Steam and Compatibility Options
I play with an OLED monitor with HDR so I greatly value having those features even in this environment. Out of the box when I launched either Helldivers 2 or Dying Light: The Beast I noticed all my shit was ultra washed out and I didn’t even have the option to mess with HDR. ProtonDB is supposed to be the salve for making this work but that ended up being woefully unhelpful for two reasons: a lot of people run AMD GPUs in Linux and very few people actually contribute back information that’s useful. A lot of the posts are people copy/pasting configs from elsewhere and just shrugging when it works without understanding why or how it does.
I did manage to get HDR to be enabled and my games are running incredibly smoothly with next to no configuring on my part, but I did have to do a lot of research into what all the possible launch switches were, what they did, and why I might use them. I expect as I dig into other games in my library I will expand that expectation further, but time will tell.
Wayland? X11? GNOME?
What I didn’t expect was weird quirks I’d be sort of locked into based on what DE I chose. I went with KDE Plasma and it turns out stuff as simple as the wallet store being strangely behind in features and usability was just something everyone accepts or replaces. I’m still not even sure if I’m going to stick with it or try to move to something else but I thought I’d mention it. Plasma DE customization is very strange, as I quickly discovered even themes are hilariously fraught with missteps on trying to make the work right. For example:
- I found a theme I liked on (store.kde.org), but it turns out the instructions for installing it and a recommended package to go with it are several years out of date and both aren’t even developed anymore. The link used on the theme page for Lightly wasn’t even the official repo which is archived, but thankfully I discovered Darkly which is actively developed as a replacement.
- Discord text rendering is very weird without setting launch options. Even after adding some launch args text still looks very strange on my other monitor and I’m not entirely sure what the fix is yet.
- Middle-click being paste absolutely DRIVES ME UP THE WALL because the setting to toggle it off doesn’t actually even toggle it off fully - THERE’S A SECOND OPTION YOU HAVE TO DISABLE TO ACTUALLY FULLY REMOVE THE FUNCTIONALITY. On top of that Electron apps just straight up ignore the setting and need their own launch arg OR another package install to run and block it from pasting all the time.
Kernel/Nvidia Driver Updates Causing Crashes
A recent change I dealt with this weekend revolves around some kind of update going through that utterly stumped me. A post on Nvidia’s forums, however, highlighted what the issue might be by someone experimenting and I’m baffled.

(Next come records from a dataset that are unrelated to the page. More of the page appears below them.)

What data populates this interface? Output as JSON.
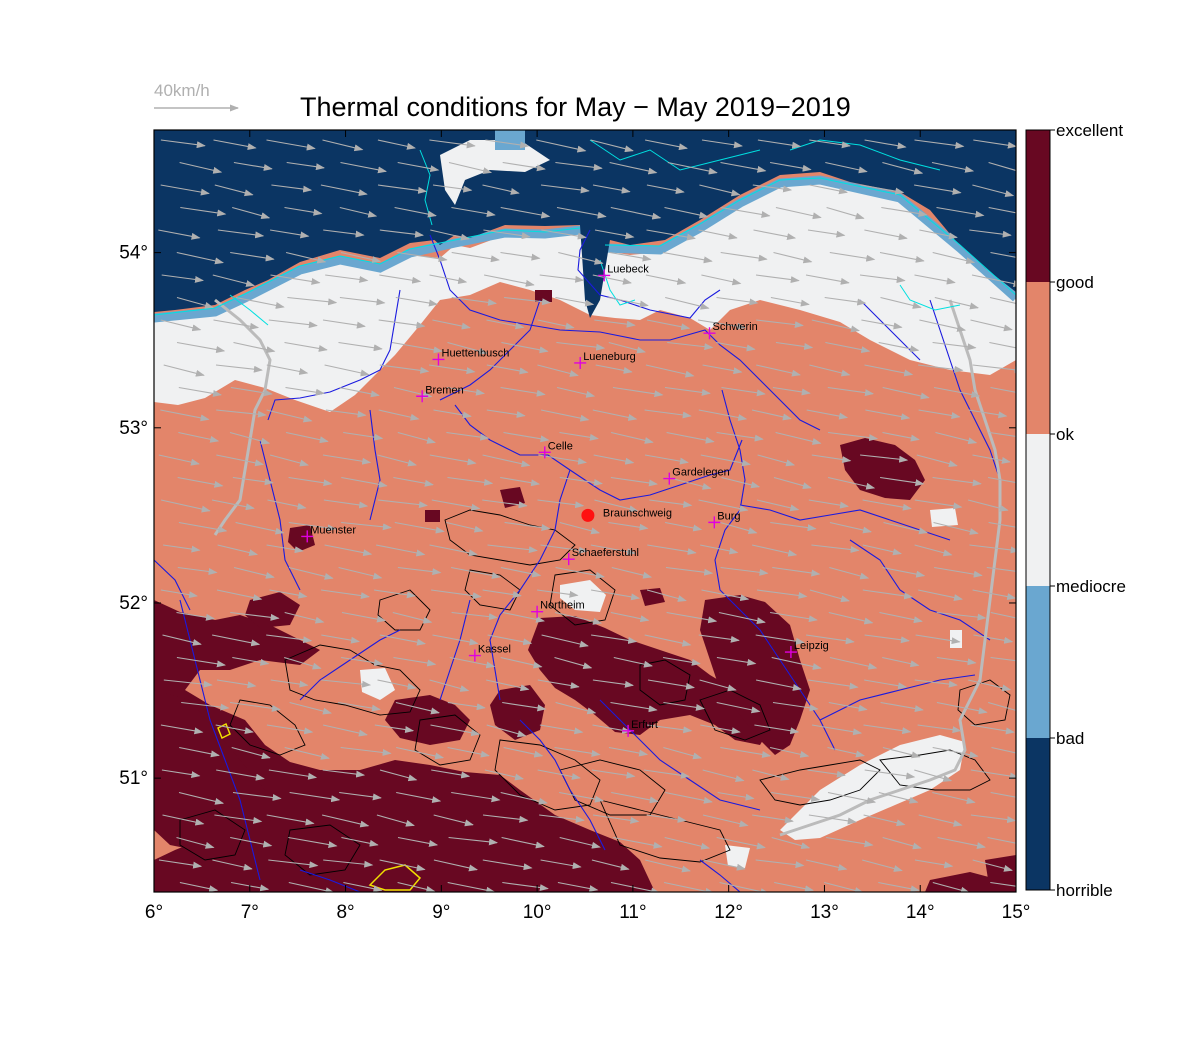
{
  "title": "Thermal conditions for May − May  2019−2019",
  "wind_reference": {
    "label": "40km/h",
    "color": "#b0b0b0"
  },
  "map": {
    "lon_range": [
      6,
      15
    ],
    "lat_range": [
      50.35,
      54.7
    ],
    "lon_ticks": [
      "6°",
      "7°",
      "8°",
      "9°",
      "10°",
      "11°",
      "12°",
      "13°",
      "14°",
      "15°"
    ],
    "lat_ticks": [
      "51°",
      "52°",
      "53°",
      "54°"
    ],
    "colors": {
      "sea": "#0b3563",
      "bad": "#6aa7d0",
      "mediocre": "#f0f1f2",
      "ok": "#e3856a",
      "excellent": "#680822",
      "coast": "#00e0e0",
      "river": "#1a1adf",
      "border": "#bbbbbb",
      "contour": "#000000",
      "city_marker": "#e000e0",
      "home_marker": "#ff1010",
      "arrow": "#b0b0b0"
    }
  },
  "cities": [
    {
      "name": "Luebeck",
      "lon": 10.7,
      "lat": 53.87
    },
    {
      "name": "Schwerin",
      "lon": 11.8,
      "lat": 53.54
    },
    {
      "name": "Huettenbusch",
      "lon": 8.97,
      "lat": 53.39
    },
    {
      "name": "Lueneburg",
      "lon": 10.45,
      "lat": 53.37
    },
    {
      "name": "Bremen",
      "lon": 8.8,
      "lat": 53.18
    },
    {
      "name": "Celle",
      "lon": 10.08,
      "lat": 52.86
    },
    {
      "name": "Gardelegen",
      "lon": 11.38,
      "lat": 52.71
    },
    {
      "name": "Burg",
      "lon": 11.85,
      "lat": 52.46
    },
    {
      "name": "Muenster",
      "lon": 7.6,
      "lat": 52.38
    },
    {
      "name": "Schaeferstuhl",
      "lon": 10.33,
      "lat": 52.25
    },
    {
      "name": "Northeim",
      "lon": 10.0,
      "lat": 51.95
    },
    {
      "name": "Kassel",
      "lon": 9.35,
      "lat": 51.7
    },
    {
      "name": "Leipzig",
      "lon": 12.65,
      "lat": 51.72
    },
    {
      "name": "Erfurt",
      "lon": 10.95,
      "lat": 51.27
    }
  ],
  "home": {
    "name": "Braunschweig",
    "lon": 10.53,
    "lat": 52.5
  },
  "colorbar": {
    "labels": [
      "excellent",
      "good",
      "ok",
      "mediocre",
      "bad",
      "horrible"
    ],
    "colors": [
      "#680822",
      "#e3856a",
      "#f0f1f2",
      "#6aa7d0",
      "#0b3563"
    ]
  }
}
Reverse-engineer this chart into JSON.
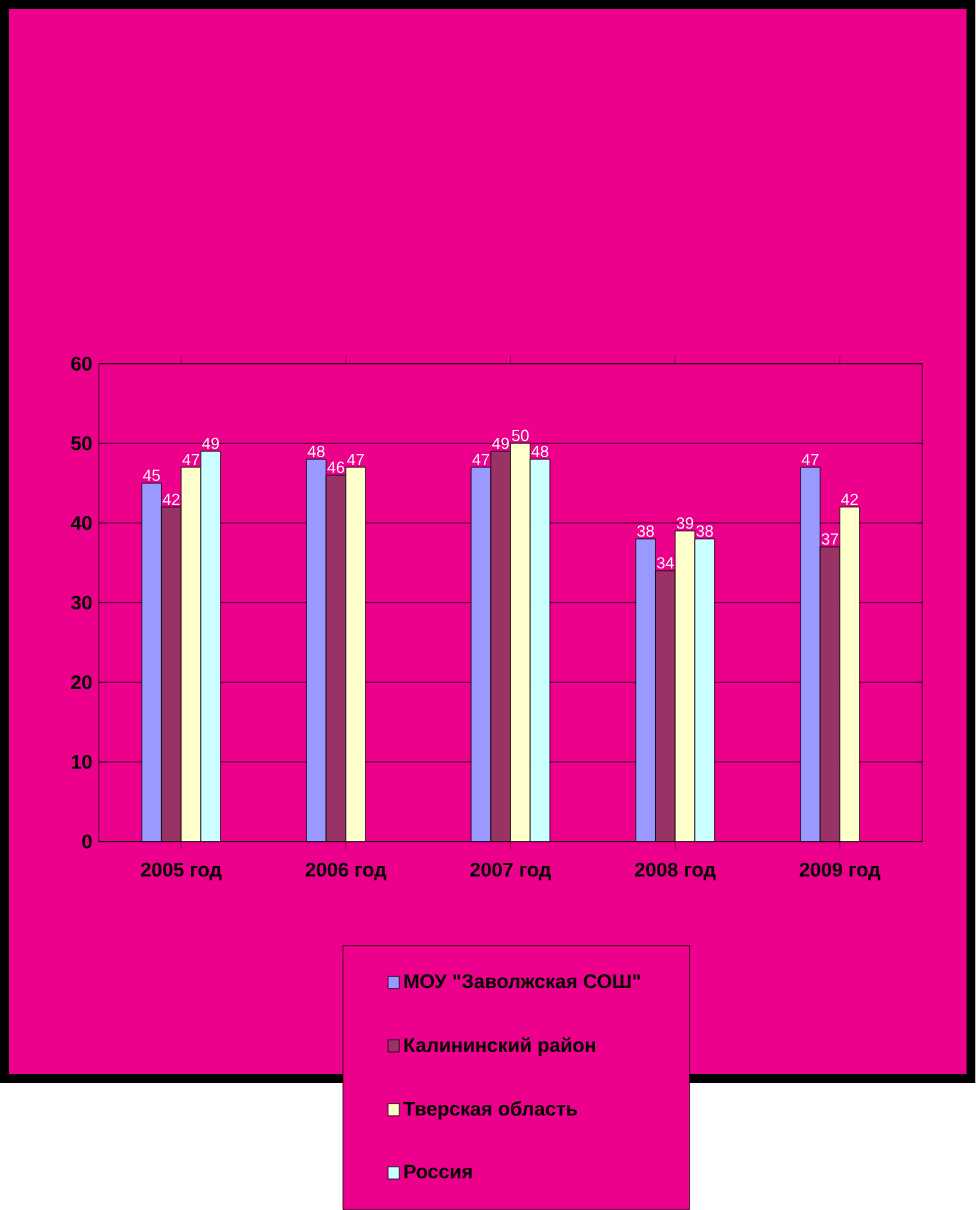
{
  "chart_data": {
    "type": "bar",
    "categories": [
      "2005 год",
      "2006 год",
      "2007 год",
      "2008 год",
      "2009 год"
    ],
    "series": [
      {
        "name": "МОУ \"Заволжская СОШ\"",
        "color": "#9999ff",
        "values": [
          45,
          48,
          47,
          38,
          47
        ]
      },
      {
        "name": "Калининский район",
        "color": "#993366",
        "values": [
          42,
          46,
          49,
          34,
          37
        ]
      },
      {
        "name": "Тверская область",
        "color": "#ffffcc",
        "values": [
          47,
          47,
          50,
          39,
          42
        ]
      },
      {
        "name": "Россия",
        "color": "#ccffff",
        "values": [
          49,
          null,
          48,
          38,
          null
        ]
      }
    ],
    "ylim": [
      0,
      60
    ],
    "yticks": [
      0,
      10,
      20,
      30,
      40,
      50,
      60
    ],
    "grid": "y",
    "legend": "bottom",
    "data_labels": true
  }
}
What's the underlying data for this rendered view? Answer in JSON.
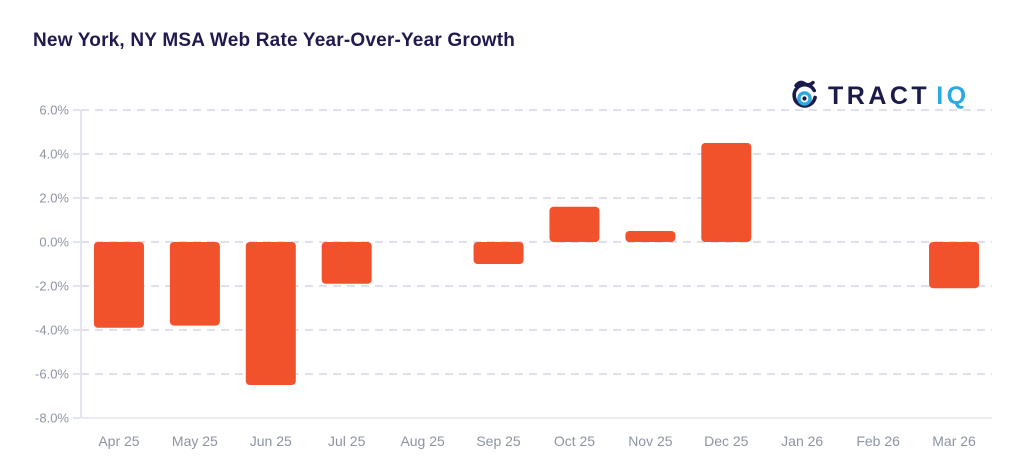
{
  "header": {
    "title": "New York, NY MSA Web Rate Year-Over-Year Growth"
  },
  "logo": {
    "icon": "tractiq-target-icon",
    "text_primary": "TRACT",
    "text_secondary": "IQ",
    "color_primary": "#1B1B4A",
    "color_secondary": "#2AA9E2"
  },
  "chart_data": {
    "type": "bar",
    "title": "New York, NY MSA Web Rate Year-Over-Year Growth",
    "categories": [
      "Apr 25",
      "May 25",
      "Jun 25",
      "Jul 25",
      "Aug 25",
      "Sep 25",
      "Oct 25",
      "Nov 25",
      "Dec 25",
      "Jan 26",
      "Feb 26",
      "Mar 26"
    ],
    "values": [
      -3.9,
      -3.8,
      -6.5,
      -1.9,
      0,
      -1.0,
      1.6,
      0.5,
      4.5,
      0,
      0,
      -2.1
    ],
    "months_with_no_bar": [
      "Aug 25",
      "Jan 26",
      "Feb 26"
    ],
    "xlabel": "",
    "ylabel": "",
    "ylim": [
      -8,
      6
    ],
    "yticks": [
      6,
      4,
      2,
      0,
      -2,
      -4,
      -6,
      -8
    ],
    "ytick_labels": [
      "6.0%",
      "4.0%",
      "2.0%",
      "0.0%",
      "-2.0%",
      "-4.0%",
      "-6.0%",
      "-8.0%"
    ],
    "grid": "horizontal dashed gridlines, solid baseline at -8%",
    "legend": "none",
    "bar_color": "#F1512B",
    "gridline_color": "#DEE0EC",
    "baseline_color": "#E3E5EE",
    "axis_line_color": "#D9DCE8",
    "tick_label_color": "#8C94A4"
  }
}
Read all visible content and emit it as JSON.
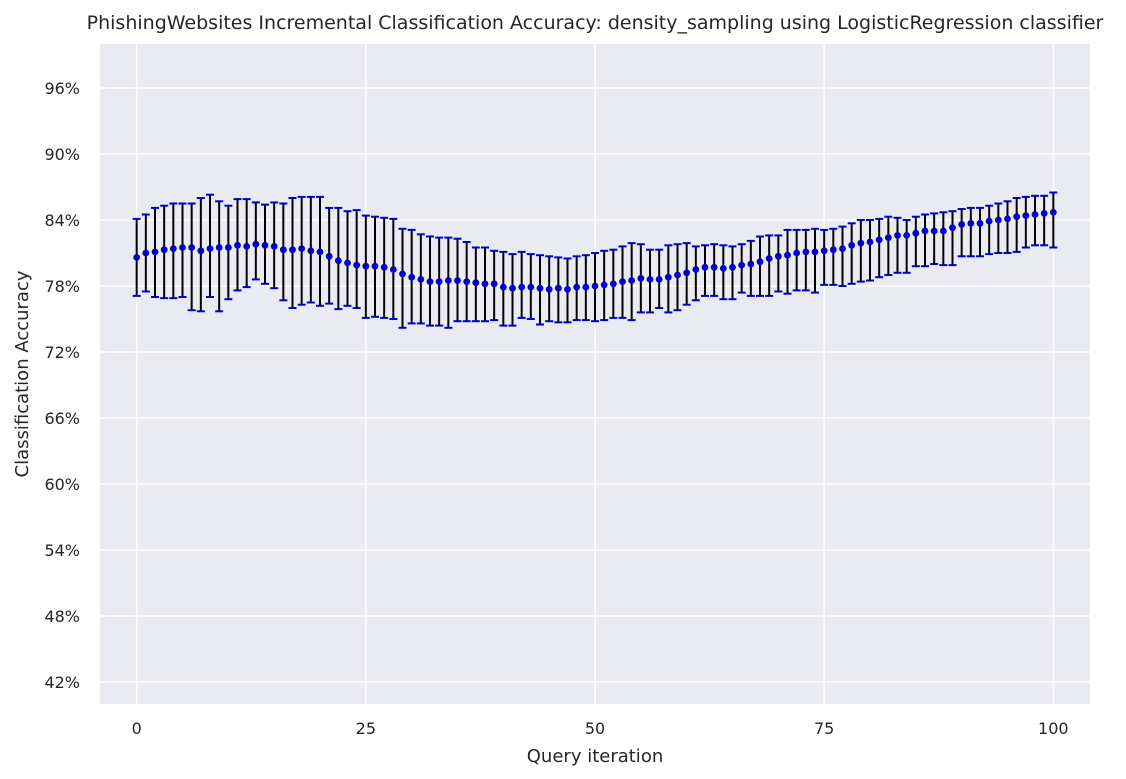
{
  "chart_data": {
    "type": "scatter",
    "title": "PhishingWebsites Incremental Classification Accuracy: density_sampling using LogisticRegression classifier",
    "xlabel": "Query iteration",
    "ylabel": "Classification Accuracy",
    "xlim": [
      -4,
      104
    ],
    "ylim": [
      0.4,
      1.0
    ],
    "x_ticks": [
      0,
      25,
      50,
      75,
      100
    ],
    "x_tick_labels": [
      "0",
      "25",
      "50",
      "75",
      "100"
    ],
    "y_ticks": [
      0.42,
      0.48,
      0.54,
      0.6,
      0.66,
      0.72,
      0.78,
      0.84,
      0.9,
      0.96
    ],
    "y_tick_labels": [
      "42%",
      "48%",
      "54%",
      "60%",
      "66%",
      "72%",
      "78%",
      "84%",
      "90%",
      "96%"
    ],
    "grid": true,
    "background_color": "#eaeaf2",
    "marker_color": "#0000cc",
    "errorbar_color": "#000000",
    "cap_color": "#0000cc",
    "series": [
      {
        "x": [
          0,
          1,
          2,
          3,
          4,
          5,
          6,
          7,
          8,
          9,
          10,
          11,
          12,
          13,
          14,
          15,
          16,
          17,
          18,
          19,
          20,
          21,
          22,
          23,
          24,
          25,
          26,
          27,
          28,
          29,
          30,
          31,
          32,
          33,
          34,
          35,
          36,
          37,
          38,
          39,
          40,
          41,
          42,
          43,
          44,
          45,
          46,
          47,
          48,
          49,
          50,
          51,
          52,
          53,
          54,
          55,
          56,
          57,
          58,
          59,
          60,
          61,
          62,
          63,
          64,
          65,
          66,
          67,
          68,
          69,
          70,
          71,
          72,
          73,
          74,
          75,
          76,
          77,
          78,
          79,
          80,
          81,
          82,
          83,
          84,
          85,
          86,
          87,
          88,
          89,
          90,
          91,
          92,
          93,
          94,
          95,
          96,
          97,
          98,
          99,
          100
        ],
        "y": [
          0.806,
          0.81,
          0.811,
          0.813,
          0.814,
          0.815,
          0.815,
          0.812,
          0.814,
          0.815,
          0.815,
          0.817,
          0.816,
          0.818,
          0.817,
          0.816,
          0.813,
          0.813,
          0.814,
          0.812,
          0.811,
          0.807,
          0.803,
          0.801,
          0.799,
          0.798,
          0.798,
          0.797,
          0.795,
          0.791,
          0.788,
          0.786,
          0.784,
          0.784,
          0.785,
          0.785,
          0.784,
          0.783,
          0.782,
          0.782,
          0.779,
          0.778,
          0.779,
          0.779,
          0.778,
          0.777,
          0.778,
          0.777,
          0.779,
          0.779,
          0.78,
          0.781,
          0.782,
          0.784,
          0.785,
          0.787,
          0.786,
          0.786,
          0.788,
          0.79,
          0.792,
          0.795,
          0.797,
          0.797,
          0.796,
          0.797,
          0.799,
          0.8,
          0.802,
          0.805,
          0.807,
          0.808,
          0.81,
          0.811,
          0.811,
          0.812,
          0.813,
          0.814,
          0.817,
          0.819,
          0.82,
          0.822,
          0.824,
          0.826,
          0.826,
          0.828,
          0.83,
          0.83,
          0.83,
          0.833,
          0.836,
          0.837,
          0.837,
          0.839,
          0.84,
          0.841,
          0.843,
          0.844,
          0.845,
          0.846,
          0.847
        ],
        "lower": [
          0.771,
          0.775,
          0.77,
          0.769,
          0.769,
          0.77,
          0.758,
          0.757,
          0.77,
          0.757,
          0.768,
          0.776,
          0.779,
          0.786,
          0.782,
          0.778,
          0.767,
          0.76,
          0.763,
          0.765,
          0.762,
          0.764,
          0.759,
          0.762,
          0.76,
          0.751,
          0.752,
          0.751,
          0.75,
          0.742,
          0.746,
          0.746,
          0.744,
          0.744,
          0.742,
          0.748,
          0.748,
          0.748,
          0.748,
          0.749,
          0.744,
          0.744,
          0.751,
          0.75,
          0.745,
          0.748,
          0.747,
          0.747,
          0.749,
          0.749,
          0.748,
          0.749,
          0.751,
          0.751,
          0.749,
          0.756,
          0.756,
          0.76,
          0.756,
          0.758,
          0.763,
          0.767,
          0.771,
          0.771,
          0.768,
          0.768,
          0.774,
          0.771,
          0.771,
          0.771,
          0.775,
          0.773,
          0.776,
          0.776,
          0.774,
          0.781,
          0.781,
          0.78,
          0.782,
          0.784,
          0.785,
          0.788,
          0.79,
          0.792,
          0.792,
          0.798,
          0.798,
          0.8,
          0.799,
          0.799,
          0.807,
          0.807,
          0.807,
          0.809,
          0.81,
          0.81,
          0.811,
          0.815,
          0.817,
          0.817,
          0.815
        ],
        "upper": [
          0.841,
          0.845,
          0.851,
          0.853,
          0.855,
          0.855,
          0.855,
          0.86,
          0.863,
          0.857,
          0.853,
          0.859,
          0.859,
          0.856,
          0.854,
          0.856,
          0.855,
          0.86,
          0.861,
          0.861,
          0.861,
          0.851,
          0.851,
          0.848,
          0.849,
          0.844,
          0.843,
          0.842,
          0.841,
          0.832,
          0.831,
          0.827,
          0.825,
          0.824,
          0.824,
          0.823,
          0.82,
          0.815,
          0.815,
          0.812,
          0.811,
          0.809,
          0.811,
          0.809,
          0.808,
          0.807,
          0.806,
          0.805,
          0.807,
          0.808,
          0.81,
          0.812,
          0.813,
          0.816,
          0.819,
          0.818,
          0.813,
          0.813,
          0.817,
          0.818,
          0.819,
          0.816,
          0.817,
          0.818,
          0.817,
          0.816,
          0.818,
          0.821,
          0.825,
          0.826,
          0.826,
          0.831,
          0.831,
          0.831,
          0.832,
          0.831,
          0.832,
          0.834,
          0.837,
          0.84,
          0.84,
          0.841,
          0.843,
          0.842,
          0.84,
          0.843,
          0.845,
          0.846,
          0.847,
          0.848,
          0.85,
          0.851,
          0.851,
          0.853,
          0.855,
          0.857,
          0.86,
          0.861,
          0.862,
          0.862,
          0.865
        ]
      }
    ]
  }
}
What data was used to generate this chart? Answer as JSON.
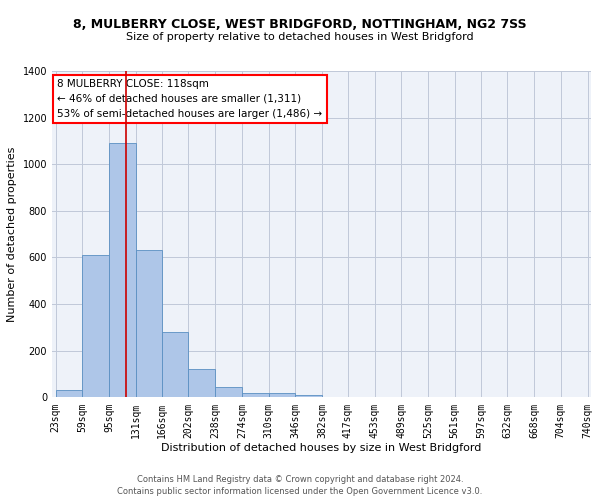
{
  "title1": "8, MULBERRY CLOSE, WEST BRIDGFORD, NOTTINGHAM, NG2 7SS",
  "title2": "Size of property relative to detached houses in West Bridgford",
  "xlabel": "Distribution of detached houses by size in West Bridgford",
  "ylabel": "Number of detached properties",
  "bin_edges": [
    23,
    59,
    95,
    131,
    166,
    202,
    238,
    274,
    310,
    346,
    382,
    417,
    453,
    489,
    525,
    561,
    597,
    632,
    668,
    704,
    740
  ],
  "bar_heights": [
    30,
    610,
    1090,
    630,
    280,
    120,
    45,
    20,
    20,
    10,
    0,
    0,
    0,
    0,
    0,
    0,
    0,
    0,
    0,
    0
  ],
  "bar_color": "#aec6e8",
  "bar_edgecolor": "#5a8fc2",
  "bg_color": "#eef2f9",
  "grid_color": "#c0c8d8",
  "vline_x": 118,
  "vline_color": "#cc0000",
  "ylim": [
    0,
    1400
  ],
  "yticks": [
    0,
    200,
    400,
    600,
    800,
    1000,
    1200,
    1400
  ],
  "annotation_text": "8 MULBERRY CLOSE: 118sqm\n← 46% of detached houses are smaller (1,311)\n53% of semi-detached houses are larger (1,486) →",
  "footer1": "Contains HM Land Registry data © Crown copyright and database right 2024.",
  "footer2": "Contains public sector information licensed under the Open Government Licence v3.0.",
  "title1_fontsize": 9,
  "title2_fontsize": 8,
  "xlabel_fontsize": 8,
  "ylabel_fontsize": 8,
  "tick_fontsize": 7,
  "annotation_fontsize": 7.5,
  "footer_fontsize": 6
}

I returned to Dying Light: The Beast after a couple days of fucking around and noticed when I started getting into combat with a particular Volatile ‘boss’ I’d crash about 5-15 seconds in. This volatile would cause a lot of smoke effects, jump around, make noise to attract other volatiles and was a pretty cool fight, but I couldn’t figure out wtf had changed to cause this. Trying to vibe-troubleshoot didn’t get me very far, but this post on the Nvidia forums pointed out that limiting framerates to 60 or below seemed to fix their crashing.
Hey, look at that: setting my frame limiter in the game settings to 60 from 144 stopped the crashing entirely. I don’t like it because I have a 240Hz monitor but screw it, I can play the damn game again. No idea when this’ll be fixed (and I amusingly haven’t tested this in other games yet) but something work pointing out.